Earlier this week Rackspace launched AppMatcher, a service that matches businesses with apps. The service is a recommendation engine of sorts that help businesses locate the apps they need for accounting, project management and other corporate functions.
The service takes businesses through a questionnaire that asks questions about company size, industry, department and the title of the individual looking for the app. It uses predictive analytics and an algorithm to filter through the apps and make the recommendation.
With the service comes a locker where the apps can be stored and viewed by other people before making a commitment to the service.
Recommendation engines that work well go through multiple data sources to refine the recommendation. This may include tags, reviews and other criteria to make the recommendation.
But Rackspace does not appear to have the data richness that would make it truly useful.
There should be far more data sources to explore and analyze. Four questions may drill down to some extent but we wonder if it is enough.
First off, the service is missing a category in one of the questions. Looks like you are are out of luck if your company has 10 to 19 employees.
Once you get into the service, though, the user interface is crisp but the information is often not suited to the profile of the user. Further, the breakdown is confusing. An app is recommended but upon further drill down you are told the app is really not suited to your business at all.
This seems to be a matter of fine tuning the filtering. It may also be the lack of information about the apps and the need for third-party data.
Expertise is lacking in the SaaS and general cloud computing market. Rackspace is recognizing that void. Other companies are also developing services to provide expertise.
Hoovers recently launched B2B-Buzz, a service that provides community expertise on how to use business data. It also takes you through a series of questions to help define your needs.
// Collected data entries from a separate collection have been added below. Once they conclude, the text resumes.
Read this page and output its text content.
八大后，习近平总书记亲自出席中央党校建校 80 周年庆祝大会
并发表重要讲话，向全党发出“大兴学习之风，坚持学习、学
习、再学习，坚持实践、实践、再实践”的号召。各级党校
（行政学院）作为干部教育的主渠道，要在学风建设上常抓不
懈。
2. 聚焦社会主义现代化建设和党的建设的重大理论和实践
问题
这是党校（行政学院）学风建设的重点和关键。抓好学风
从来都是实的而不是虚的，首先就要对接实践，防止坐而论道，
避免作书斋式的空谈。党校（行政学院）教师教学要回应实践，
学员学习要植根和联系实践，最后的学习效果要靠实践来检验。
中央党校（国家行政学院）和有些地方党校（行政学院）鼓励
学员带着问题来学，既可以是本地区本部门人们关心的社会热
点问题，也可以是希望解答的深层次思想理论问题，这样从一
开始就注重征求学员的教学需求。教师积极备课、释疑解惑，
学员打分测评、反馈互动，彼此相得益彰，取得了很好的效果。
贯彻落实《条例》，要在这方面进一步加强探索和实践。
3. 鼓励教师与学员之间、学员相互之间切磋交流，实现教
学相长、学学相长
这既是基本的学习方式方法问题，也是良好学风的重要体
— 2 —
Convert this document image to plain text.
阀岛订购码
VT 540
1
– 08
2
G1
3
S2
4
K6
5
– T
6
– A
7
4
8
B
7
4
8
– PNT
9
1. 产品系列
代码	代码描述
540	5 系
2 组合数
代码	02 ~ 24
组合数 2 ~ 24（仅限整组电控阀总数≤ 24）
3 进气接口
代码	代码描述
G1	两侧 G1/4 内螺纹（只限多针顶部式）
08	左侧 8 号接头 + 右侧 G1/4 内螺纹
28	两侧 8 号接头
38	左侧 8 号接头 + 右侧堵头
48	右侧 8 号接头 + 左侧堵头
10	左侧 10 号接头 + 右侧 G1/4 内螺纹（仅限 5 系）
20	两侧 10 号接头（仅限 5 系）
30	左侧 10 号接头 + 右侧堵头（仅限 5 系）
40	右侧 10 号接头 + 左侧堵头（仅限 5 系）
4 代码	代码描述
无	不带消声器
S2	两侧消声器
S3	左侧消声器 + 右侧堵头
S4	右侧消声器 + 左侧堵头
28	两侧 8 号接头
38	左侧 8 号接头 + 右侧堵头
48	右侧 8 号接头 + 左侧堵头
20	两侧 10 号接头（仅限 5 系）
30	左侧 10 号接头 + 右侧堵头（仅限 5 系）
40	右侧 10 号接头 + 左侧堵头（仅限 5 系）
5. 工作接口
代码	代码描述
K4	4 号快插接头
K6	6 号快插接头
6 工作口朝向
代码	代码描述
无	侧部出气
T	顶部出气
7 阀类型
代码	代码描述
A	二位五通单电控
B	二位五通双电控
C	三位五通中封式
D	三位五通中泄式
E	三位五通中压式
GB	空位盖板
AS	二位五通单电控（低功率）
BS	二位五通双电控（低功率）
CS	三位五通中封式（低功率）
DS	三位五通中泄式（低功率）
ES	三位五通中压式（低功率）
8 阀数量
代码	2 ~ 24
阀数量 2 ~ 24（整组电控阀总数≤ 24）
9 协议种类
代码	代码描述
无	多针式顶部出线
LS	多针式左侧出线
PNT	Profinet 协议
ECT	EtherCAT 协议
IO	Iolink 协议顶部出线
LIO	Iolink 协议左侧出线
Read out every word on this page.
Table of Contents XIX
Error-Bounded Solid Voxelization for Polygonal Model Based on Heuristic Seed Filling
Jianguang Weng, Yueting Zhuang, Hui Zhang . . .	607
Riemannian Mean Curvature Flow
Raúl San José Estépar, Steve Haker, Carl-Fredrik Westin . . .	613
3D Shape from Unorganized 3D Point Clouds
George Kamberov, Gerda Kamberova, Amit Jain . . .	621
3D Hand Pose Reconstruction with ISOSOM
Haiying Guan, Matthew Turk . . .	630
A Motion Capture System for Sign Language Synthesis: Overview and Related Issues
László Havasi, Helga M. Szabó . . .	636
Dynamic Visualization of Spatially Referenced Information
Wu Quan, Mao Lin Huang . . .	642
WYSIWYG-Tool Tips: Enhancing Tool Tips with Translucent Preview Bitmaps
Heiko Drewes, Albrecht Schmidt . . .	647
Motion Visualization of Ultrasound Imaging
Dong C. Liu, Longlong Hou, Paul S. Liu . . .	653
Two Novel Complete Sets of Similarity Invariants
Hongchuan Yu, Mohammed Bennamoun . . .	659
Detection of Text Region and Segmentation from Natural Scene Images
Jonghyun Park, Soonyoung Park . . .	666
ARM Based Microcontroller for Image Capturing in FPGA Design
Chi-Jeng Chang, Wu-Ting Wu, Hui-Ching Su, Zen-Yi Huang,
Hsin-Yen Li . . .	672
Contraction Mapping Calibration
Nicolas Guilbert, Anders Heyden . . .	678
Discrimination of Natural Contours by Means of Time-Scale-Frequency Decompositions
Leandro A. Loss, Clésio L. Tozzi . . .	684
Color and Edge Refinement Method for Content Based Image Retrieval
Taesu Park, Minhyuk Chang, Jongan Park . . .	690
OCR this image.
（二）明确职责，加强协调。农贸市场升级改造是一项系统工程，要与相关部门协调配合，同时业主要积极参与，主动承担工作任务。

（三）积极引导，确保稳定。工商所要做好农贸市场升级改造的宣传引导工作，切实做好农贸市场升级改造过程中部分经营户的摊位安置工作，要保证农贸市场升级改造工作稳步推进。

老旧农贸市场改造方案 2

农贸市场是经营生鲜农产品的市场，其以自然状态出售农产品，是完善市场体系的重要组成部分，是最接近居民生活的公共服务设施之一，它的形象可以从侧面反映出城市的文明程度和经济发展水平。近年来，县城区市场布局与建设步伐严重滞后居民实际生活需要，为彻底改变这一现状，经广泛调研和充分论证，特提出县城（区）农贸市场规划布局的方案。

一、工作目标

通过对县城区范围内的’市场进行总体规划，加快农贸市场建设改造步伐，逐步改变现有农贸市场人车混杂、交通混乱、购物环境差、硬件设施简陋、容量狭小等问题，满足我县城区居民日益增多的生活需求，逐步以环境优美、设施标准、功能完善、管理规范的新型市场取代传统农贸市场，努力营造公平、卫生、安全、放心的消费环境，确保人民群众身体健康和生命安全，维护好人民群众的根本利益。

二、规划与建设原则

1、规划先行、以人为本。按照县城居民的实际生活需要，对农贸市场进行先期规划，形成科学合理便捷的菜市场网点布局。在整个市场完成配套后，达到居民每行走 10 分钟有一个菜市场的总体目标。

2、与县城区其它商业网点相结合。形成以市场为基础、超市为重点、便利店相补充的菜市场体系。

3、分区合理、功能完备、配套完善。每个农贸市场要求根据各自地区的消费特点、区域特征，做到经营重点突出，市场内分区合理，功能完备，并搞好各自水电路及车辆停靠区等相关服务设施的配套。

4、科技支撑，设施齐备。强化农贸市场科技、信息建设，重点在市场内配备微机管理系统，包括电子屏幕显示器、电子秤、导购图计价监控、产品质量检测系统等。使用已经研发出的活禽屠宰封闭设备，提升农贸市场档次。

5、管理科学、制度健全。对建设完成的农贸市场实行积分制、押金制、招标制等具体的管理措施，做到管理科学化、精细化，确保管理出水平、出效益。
They have sought out contributors to provide guidance.
But it also sorely lacking. It has blogs for sales, marketing and small business. Each blog, though, has the same content. Posts are cross-posted to all three blogs. That’s pretty poor in our book.
It also has questionnaires. It takes you through 10 questions. An email is supposed to be sent with more information. After 30 minutes, we still have not received a reply.
The market needs these types of services. Apps are so new and the data is in such volume that people need guidance to understand what it all means. But we need far better than what Rackspace and Hoovers are bringing to the table.